Senate to Vote This Week on Opioid Bill With FDA Provisions

The Senate will vote later this week on a sweeping, bipartisan opioid bill that will seek to slow the opioid epidemic that killed more than 70,000 in 2017.

Among the more than 70 proposals included in the bill are several related to the US Food and Drug Administration (FDA), the National Institutes of Health and other Department of Health and Human Services agencies.

“The House has already passed its version of the act, and there is a bipartisan urgency to work with our House colleagues to get the legislation to the President’s desk,” Sen.
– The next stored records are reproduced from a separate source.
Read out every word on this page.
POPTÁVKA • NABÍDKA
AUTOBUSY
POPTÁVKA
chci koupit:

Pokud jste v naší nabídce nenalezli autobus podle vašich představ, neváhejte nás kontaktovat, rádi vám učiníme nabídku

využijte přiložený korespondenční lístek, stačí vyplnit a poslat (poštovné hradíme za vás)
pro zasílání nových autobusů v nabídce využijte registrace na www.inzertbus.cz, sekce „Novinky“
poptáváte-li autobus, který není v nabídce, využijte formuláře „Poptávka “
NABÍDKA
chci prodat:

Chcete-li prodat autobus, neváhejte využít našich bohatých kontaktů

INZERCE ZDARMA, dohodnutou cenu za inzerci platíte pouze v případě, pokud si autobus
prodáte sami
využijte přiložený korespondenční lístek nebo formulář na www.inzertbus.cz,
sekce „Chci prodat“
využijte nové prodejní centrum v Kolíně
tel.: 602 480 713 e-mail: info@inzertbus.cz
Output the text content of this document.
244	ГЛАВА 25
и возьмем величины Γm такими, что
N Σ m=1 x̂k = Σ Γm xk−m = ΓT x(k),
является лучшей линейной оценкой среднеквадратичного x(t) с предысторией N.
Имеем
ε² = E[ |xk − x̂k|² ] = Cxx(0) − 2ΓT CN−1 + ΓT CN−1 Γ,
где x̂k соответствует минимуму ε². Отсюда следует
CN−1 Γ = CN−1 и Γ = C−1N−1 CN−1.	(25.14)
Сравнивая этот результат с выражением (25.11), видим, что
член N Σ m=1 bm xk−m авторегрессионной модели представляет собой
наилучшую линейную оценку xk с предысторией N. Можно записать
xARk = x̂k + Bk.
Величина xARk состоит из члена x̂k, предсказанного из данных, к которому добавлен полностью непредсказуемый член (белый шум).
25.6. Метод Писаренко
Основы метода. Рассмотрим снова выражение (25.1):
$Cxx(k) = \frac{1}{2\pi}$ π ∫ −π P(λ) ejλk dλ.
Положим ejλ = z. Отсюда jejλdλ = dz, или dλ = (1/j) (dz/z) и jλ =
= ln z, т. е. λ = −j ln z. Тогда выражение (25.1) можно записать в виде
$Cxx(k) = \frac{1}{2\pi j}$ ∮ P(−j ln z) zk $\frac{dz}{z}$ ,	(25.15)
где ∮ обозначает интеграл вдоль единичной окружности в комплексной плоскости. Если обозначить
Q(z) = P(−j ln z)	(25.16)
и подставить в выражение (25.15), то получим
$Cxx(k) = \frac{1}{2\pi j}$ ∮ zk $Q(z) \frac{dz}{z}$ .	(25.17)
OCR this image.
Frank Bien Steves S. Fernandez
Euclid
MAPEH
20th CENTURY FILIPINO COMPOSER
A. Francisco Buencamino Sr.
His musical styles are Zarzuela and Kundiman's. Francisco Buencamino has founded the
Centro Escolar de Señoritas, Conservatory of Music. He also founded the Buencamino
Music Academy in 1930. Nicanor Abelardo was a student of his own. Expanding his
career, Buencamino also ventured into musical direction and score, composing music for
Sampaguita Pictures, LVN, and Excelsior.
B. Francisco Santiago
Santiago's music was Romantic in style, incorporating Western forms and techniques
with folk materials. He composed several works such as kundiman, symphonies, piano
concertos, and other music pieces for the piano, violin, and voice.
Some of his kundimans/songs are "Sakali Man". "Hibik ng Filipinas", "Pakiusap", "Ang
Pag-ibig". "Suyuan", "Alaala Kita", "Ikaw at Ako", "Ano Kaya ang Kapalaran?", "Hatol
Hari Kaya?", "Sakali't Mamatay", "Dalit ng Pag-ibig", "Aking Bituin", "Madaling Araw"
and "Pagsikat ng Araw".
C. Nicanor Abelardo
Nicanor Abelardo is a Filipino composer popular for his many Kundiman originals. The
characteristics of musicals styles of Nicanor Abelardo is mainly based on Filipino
Lamar Alexander (R-TN) said in a statement.

On FDA’s end, the bill would require FDA to hold one or more public meetings on the challenges to developing non-addictive drugs to treat pain, “including how the risk of misuse and abuse may be incorporated into FDA’s assessments, novel clinical trial designs, and evidentiary standards related to opioid sparing.”

The bill would also require FDA to issue guidance on expedited pathways and how they apply to novel non-addictive pain or addiction treatments, pain endpoints and how product developers can design trials for non-addictive pain treatments, and opioid sparing that would “direct FDA to clarify requirements for opioid sparing data to be used in the label that a medicine is as effective at controlling pain and able to reduce, replace, or avoid the amount of opioids a patient needs to control pain.”

The agency also will be required to draft guidance on how it will consider the risks and benefits of drugs that have the potential to be misused or abused.

In addition to strengthening the relationship between FDA and Customs and Border Protection, the bill also clarifies FDA’s post-market authorities for drugs that may have reduced efficacy over time by “modifying the definition of an adverse drug experience to include such situations.”

The bill also would clarify FDA’s authority to require drugmakers to package certain opioids to allow for a specific treatment duration. The bill would also clarify FDA’s authorities to require manufacturers to give patients simple and safe options to dispose of unused opioids.